『現代思想』1984年10月号・特集「フーコーは語る」より、アンドレ・グリュックスマンの『<測量士>フーコー』。
1984年は言うまでもなくフーコーが亡くなった年。これはグリュックスマン(André Glucksmann)が仏『リベラシオン』紙に寄せたフーコー追悼文である。
以下はその後半部分。フーコーの遺作『快楽の活用』、『自己への配慮』に触れている(前半は、新哲学派アンドレ・グリュックスマンらしく、フーコーの『狂気の歴史』──「大いなる閉じ込め」──を「わが時代の強制収容所」の理解に役立った、などと書いている)。

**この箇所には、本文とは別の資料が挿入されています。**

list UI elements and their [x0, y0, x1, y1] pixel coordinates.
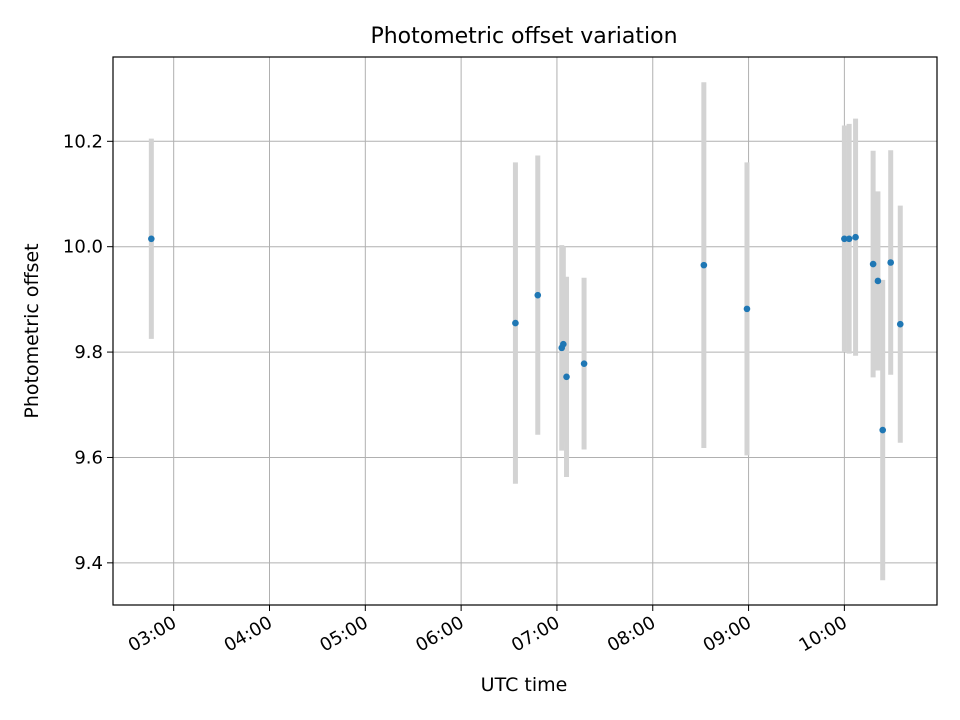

グリュックスマン文章は、ハードボイルド・タッチで、すごくカッコイイ。
彼が政治行動を起こすとき、人は彼に対して激しい言葉を浴びせかける。何の名においてあなたはそうするのか? あなたは<人間>の死を予告したのではなかったか? 血と涙、屈従への憎悪があなたを街角に立たせるのだというが、一体何をあなたは期待しているのか? いかなる<神>が、<人間性>についてのいかなる観念が、そしていかなる社会的企図があなたの歩みを導いているのか?
彼は親しい友人たち──キリスト者であれ、人道主義者であれ、マルクス主義者であれ──のこうした問い糾しにきわめて注意深く耳を傾けたものだった。くどくどしい説教だとか、あらゆる《ためになる》思想だとかに対する彼の嫌悪が、そうした友人たちのおかげで癒されたかどうかは私の知るところではない。おそらく彼にしたところで、こうしたものの尋ね方が質問術の真髄に達しているなどとは思えなかったはずだ。
『快楽の活用』の読者なら、愛情というものを処方可能な、コード可能な、普遍的な振舞いとして固定化してしまうことを避ける、そうした愛情についての考えがあることを知っているだろう。さまざまな《特異な変調》を尊重して余りあるミシェル・フーコーには、各人が何をなすべきかなどと口出しすることなど、もっての外なのである。彼が政治的場面で発する心の叫びはむしろ、してはならぬこと、させてはならぬことにこそ向けられているのだ。
彼が政治行動を起こさないとき、人はさらに激しい調子で彼に詰問する。君は途半ばにして立ち止まるのか? 白紙還元をおこなわぬような思想とは、<新世界>への出発点となる絶対的ゼロ地点に到達するために──ワルサーP38か、カラシニコフ自動小銃か、そのいずれに助けをかりるにせよ──破壊することを怠るような思想とは一体何なのか?
ミシェル・フーコーの<繊細ナル精神>は、極左主義を捨てた後の10年間のうちに、ダダイズム以来の理論的前衛を気取るテロリズム急進主義とも手を切ったわけだが、彼はこの精神を《自己への配慮》と命名した、言いかえるなら哲学がそれである。
かくして今や、脱構築=再構築の五ヵ年計画〔五年ごとにめまぐるしく変わる見取り図〕の数々は人の心をうんざりさせ、粛清合戦はほとんど何の変動も惹き起こさず、極端や過剰による超克の試みも海辺の砂遊びに他ならなくなった。
ソクラテスはダイモーンを友としていた。軽挙妄動を慎み、隠忍自重せよ、と何かを目論むのではなく、むしろ拒絶せよと彼の耳にささやく、かのダイモーンを。それと同様にミシェル・フーコーのもつ厳密な意味で否定的な普遍性は、いかなる至高の<善>なるものも燦然と輝かせたりはしない、そうではなく、見るに耐えぬものから眼を外らしてはならぬという、至高の位置からの強制をわれわれに課してくるものなのだ。
この地球と呼ばれる星の至る処で繰り広げされている<人権>をめぐる闘争において唯一の頼みとなる原則としては、諸悪を分析するに際しての明敏さ、そして約束を交わすことに対する破廉恥、これをおいて他に何があるだろうか? それゆえにこそフーコーなのである。
彼の書き残した数々の書物を読み終える度ごとに、私はまた新たな理解を深めつつ、かの誰もが知っている詩句を口ずさむ。
《不気味なものあまたあれど、人間ほどに不気味なものさらになし》(『アンティゴネー』)今や彼はその<場ならざる場>に、《まちの頂きに<国>から追放されて》、場も定めがたき奇妙な存在のままに、雷鳴に追われながらもけっして取り返されることのない一条の閃光となって、そこにどとまっている。